Oh, and after reading the entire post, you've missed several things here in any event.
The only one who talked about casting the IEnumerable<T> was myself. Go read what I said carefully. I said that LINQ was doing the cast as an optimization. LINQ casts to an ICollection<T>, not to a List<T>. This cast is safe and not dodgy. What's dodgy
is relying on the computational complexity of an IEnumerable<T> exposed by someone like the original poster, when calling such LINQ methods as Count() and ElementAt(). When using LINQ you must expect the worst case scenario, because you're dealing with an
IEnumerable<T>. It's just a happy bonus when it performs better. That's why you shouldn't return an IEnumerable<T> just because you want a "read only" collection.
No one was suggesting you should wrap the collection in a ReadOnlyCollection that was returned to the user as an IEnumerable<T>. Where you got that nonsense is beyond me.
You're reading too much into the "reply to" box from C9. I was
just commenting on the whole thread, not just replying to you.
My point about why Count isn't there was a response to TommyCarlier who explictly lamented the fact that it's not there by default on an IEnumerable<T>.
The optimisation you mention of casting to an ICollection<T> is fine, because it first checks that the cast is valid, and ensures that if the cast is valid that it doesn't mutate the collection - my point was more general and related to CannotResolveSymbol's
post who noted that exposing IEnumerable<T> isn't a guarrantee that the inner property won't be mutated by the caller.
You say that noone was suggesting you wrap the collection in a ReadOnlyCollection, but W3bbo's code example does exactly that, so your point is invalid.

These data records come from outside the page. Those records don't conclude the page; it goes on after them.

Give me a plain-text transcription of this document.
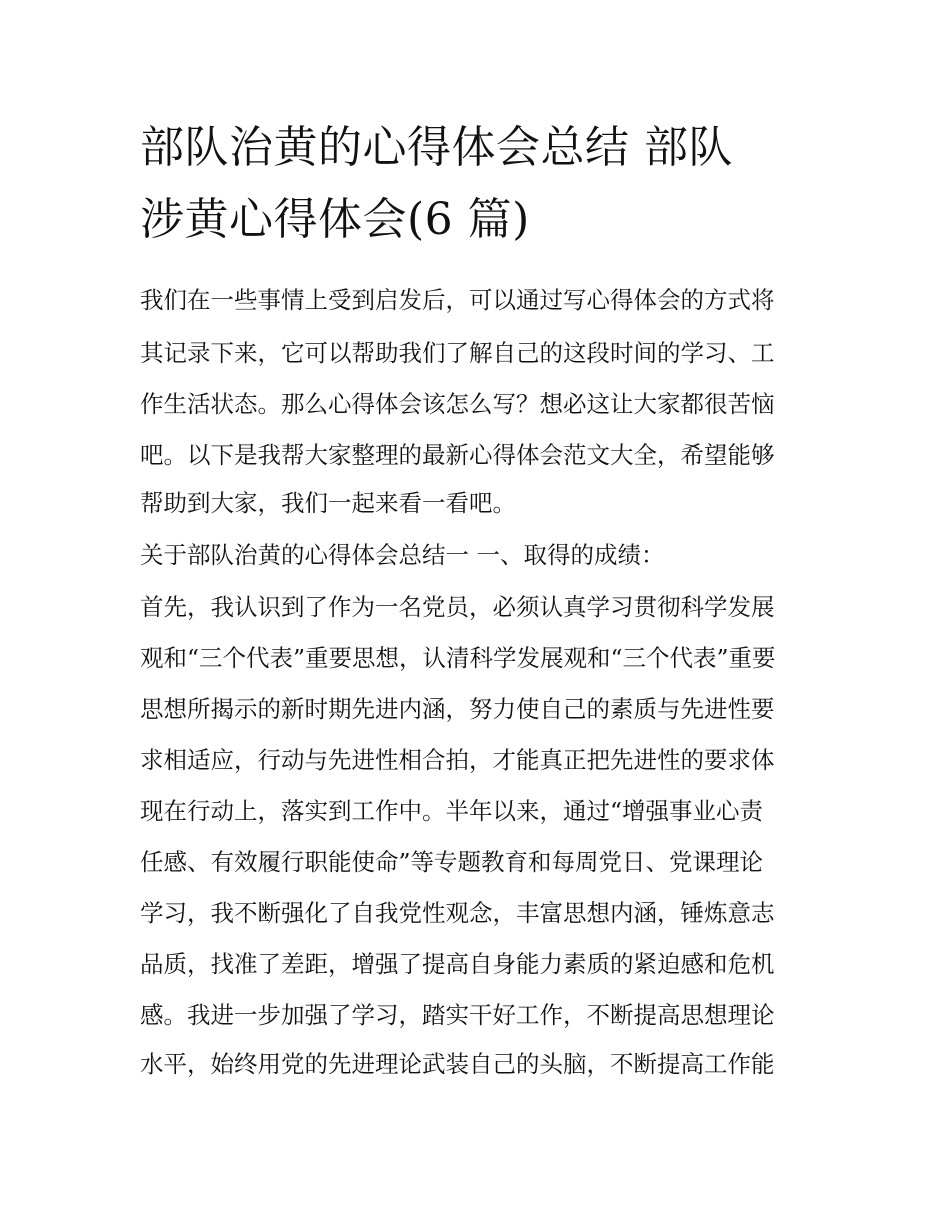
部队治黄的心得体会总结 部队
涉黄心得体会(6 篇)
我们在一些事情上受到启发后，可以通过写心得体会的方式将
其记录下来，它可以帮助我们了解自己的这段时间的学习、工
作生活状态。那么心得体会该怎么写？想必这让大家都很苦恼
吧。以下是我帮大家整理的最新心得体会范文大全，希望能够
帮助到大家，我们一起来看一看吧。
关于部队治黄的心得体会总结一 一、取得的成绩：
首先，我认识到了作为一名党员，必须认真学习贯彻科学发展
观和“三个代表”重要思想，认清科学发展观和“三个代表”重要
思想所揭示的新时期先进内涵，努力使自己的素质与先进性要
求相适应，行动与先进性相合拍，才能真正把先进性的要求体
现在行动上，落实到工作中。半年以来，通过“增强事业心责
任感、有效履行职能使命”等专题教育和每周党日、党课理论
学习，我不断强化了自我党性观念，丰富思想内涵，锤炼意志
品质，找准了差距，增强了提高自身能力素质的紧迫感和危机
感。我进一步加强了学习，踏实干好工作，不断提高思想理论
水平，始终用党的先进理论武装自己的头脑，不断提高工作能
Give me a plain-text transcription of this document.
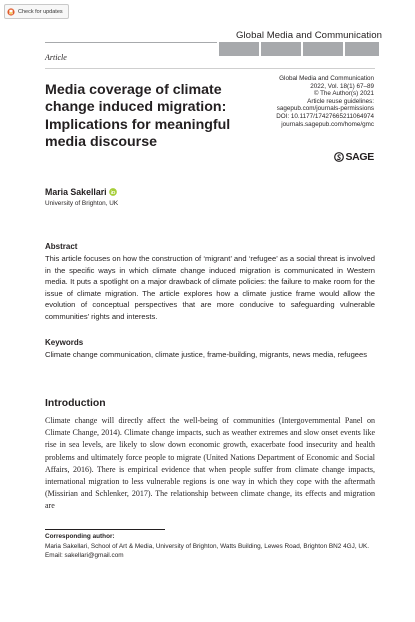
Check for updates
Global Media and Communication
Article
Media coverage of climate change induced migration: Implications for meaningful media discourse
Global Media and Communication
2022, Vol. 18(1) 67–89
© The Author(s) 2021
Article reuse guidelines:
sagepub.com/journals-permissions
DOI: 10.1177/17427665211064974
journals.sagepub.com/home/gmc
SAGE
Maria Sakellari iD
University of Brighton, UK
Abstract

This article focuses on how the construction of ‘migrant’ and ‘refugee’ as a social threat is involved in the specific ways in which climate change induced migration is communicated in Western media. It puts a spotlight on a major drawback of climate policies: the failure to make room for the issue of climate migration. The article explores how a climate justice frame would allow the evolution of conceptual perspectives that are more conducive to safeguarding vulnerable communities’ rights and interests.

Keywords

Climate change communication, climate justice, frame-building, migrants, news media, refugees

Introduction

Climate change will directly affect the well-being of communities (Intergovernmental Panel on Climate Change, 2014). Climate change impacts, such as weather extremes and slow onset events like rise in sea levels, are likely to slow down economic growth, exacerbate food insecurity and health problems and ultimately force people to migrate (United Nations Department of Economic and Social Affairs, 2016). There is empirical evidence that when people suffer from climate change impacts, international migration to less vulnerable regions is one way in which they cope with the aftermath (Missirian and Schlenker, 2017). The relationship between climate change, its effects and migration are

Corresponding author:
Maria Sakellari, School of Art & Media, University of Brighton, Watts Building, Lewes Road, Brighton BN2 4GJ, UK.
Email: sakellari@gmail.com
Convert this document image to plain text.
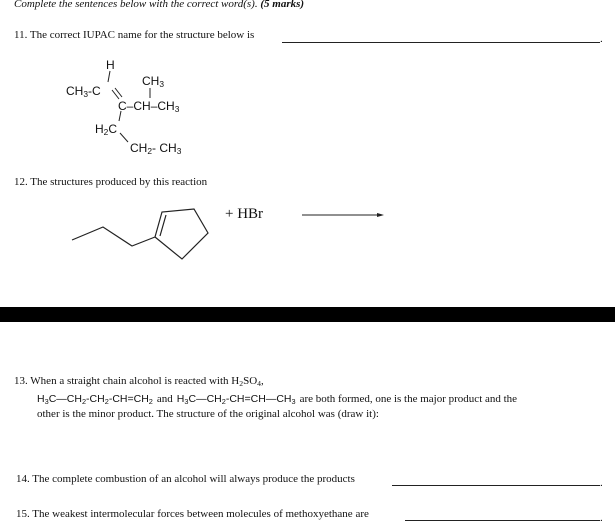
Complete the sentences below with the correct word(s). (5 marks)
11. The correct IUPAC name for the structure below is	.
H
$CH_3-C$
$CH_3$
$C-CH-CH_3$
$H_2C$
$CH_2-$ $CH_3$
12. The structures produced by this reaction
+ HBr
13. When a straight chain alcohol is reacted with $H_2SO_4$,
$H_3C—CH_2-CH_2-CH=CH_2$ and $H_3C—CH_2-CH=CH—CH_3$ are both formed, one is the major product and the
other is the minor product. The structure of the original alcohol was (draw it):
14. The complete combustion of an alcohol will always produce the products	.
15. The weakest intermolecular forces between molecules of methoxyethane are	.
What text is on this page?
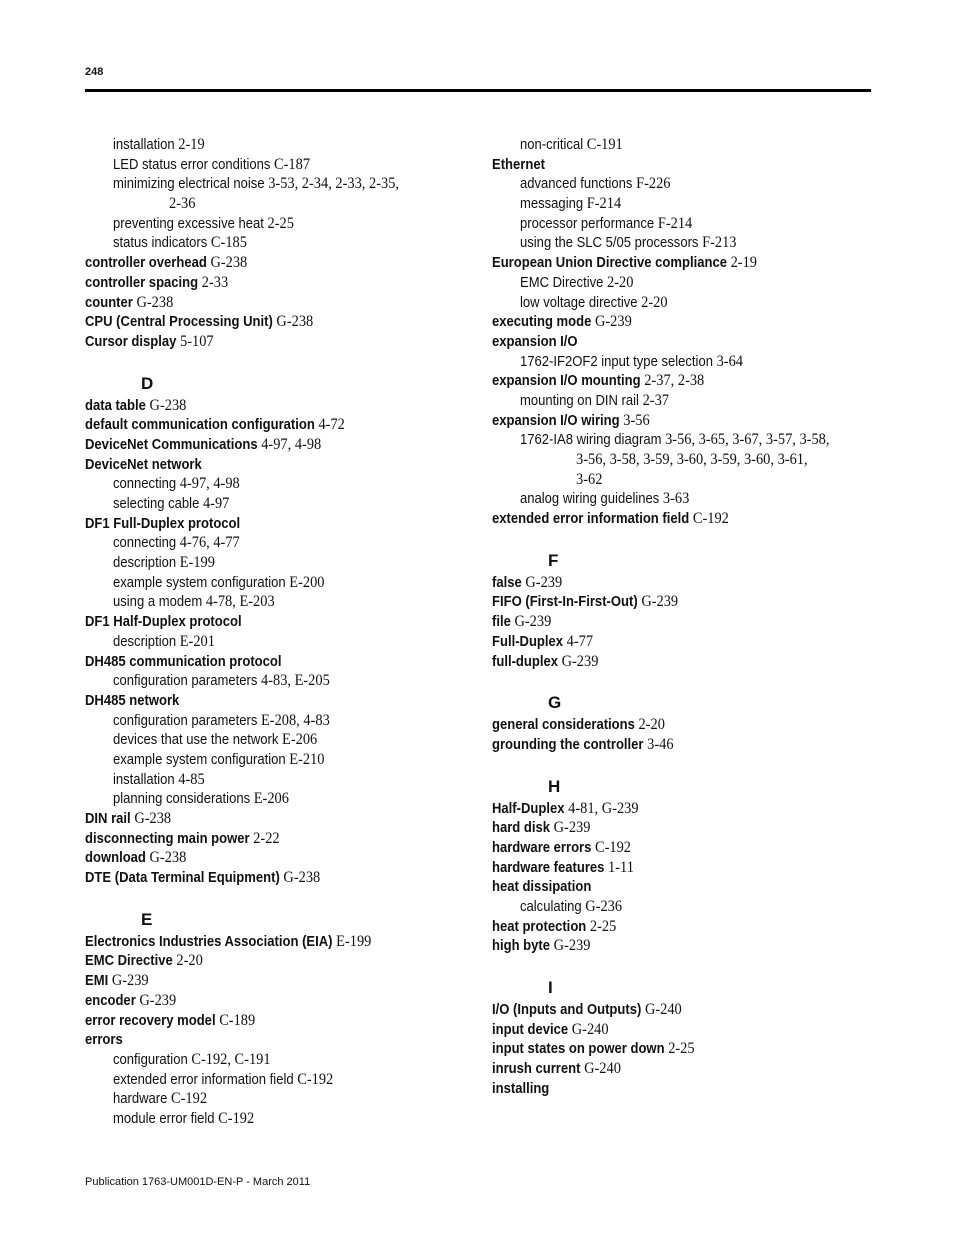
248
installation 2-19
LED status error conditions C-187
minimizing electrical noise 3-53, 2-34, 2-33, 2-35,
2-36
preventing excessive heat 2-25
status indicators C-185
controller overhead G-238
controller spacing 2-33
counter G-238
CPU (Central Processing Unit) G-238
Cursor display 5-107
D
data table G-238
default communication configuration 4-72
DeviceNet Communications 4-97, 4-98
DeviceNet network
connecting 4-97, 4-98
selecting cable 4-97
DF1 Full-Duplex protocol
connecting 4-76, 4-77
description E-199
example system configuration E-200
using a modem 4-78, E-203
DF1 Half-Duplex protocol
description E-201
DH485 communication protocol
configuration parameters 4-83, E-205
DH485 network
configuration parameters E-208, 4-83
devices that use the network E-206
example system configuration E-210
installation 4-85
planning considerations E-206
DIN rail G-238
disconnecting main power 2-22
download G-238
DTE (Data Terminal Equipment) G-238
E
Electronics Industries Association (EIA) E-199
EMC Directive 2-20
EMI G-239
encoder G-239
error recovery model C-189
errors
configuration C-192, C-191
extended error information field C-192
hardware C-192
module error field C-192
non-critical C-191
Ethernet
advanced functions F-226
messaging F-214
processor performance F-214
using the SLC 5/05 processors F-213
European Union Directive compliance 2-19
EMC Directive 2-20
low voltage directive 2-20
executing mode G-239
expansion I/O
1762-IF2OF2 input type selection 3-64
expansion I/O mounting 2-37, 2-38
mounting on DIN rail 2-37
expansion I/O wiring 3-56
1762-IA8 wiring diagram 3-56, 3-65, 3-67, 3-57, 3-58,
3-56, 3-58, 3-59, 3-60, 3-59, 3-60, 3-61,
3-62
analog wiring guidelines 3-63
extended error information field C-192
F
false G-239
FIFO (First-In-First-Out) G-239
file G-239
Full-Duplex 4-77
full-duplex G-239
G
general considerations 2-20
grounding the controller 3-46
H
Half-Duplex 4-81, G-239
hard disk G-239
hardware errors C-192
hardware features 1-11
heat dissipation
calculating G-236
heat protection 2-25
high byte G-239
I
I/O (Inputs and Outputs) G-240
input device G-240
input states on power down 2-25
inrush current G-240
installing
Publication 1763-UM001D-EN-P - March 2011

Please don't take the C9 "reply to" as nessisarrilly a refutation of what you said. I just clicked on the reply closest to the bottom of the screen, and I meant nothing by it.
Edit: I note actually that the order complexity of ReadOnlyCollection isn't O(_val.Count), but actually a minor overhead, since the ReadOnlyCollection defers all of the accesses of the list to the contained list and throws an exception on all mutation
attempts, so it's not quite as bad as I made it sound.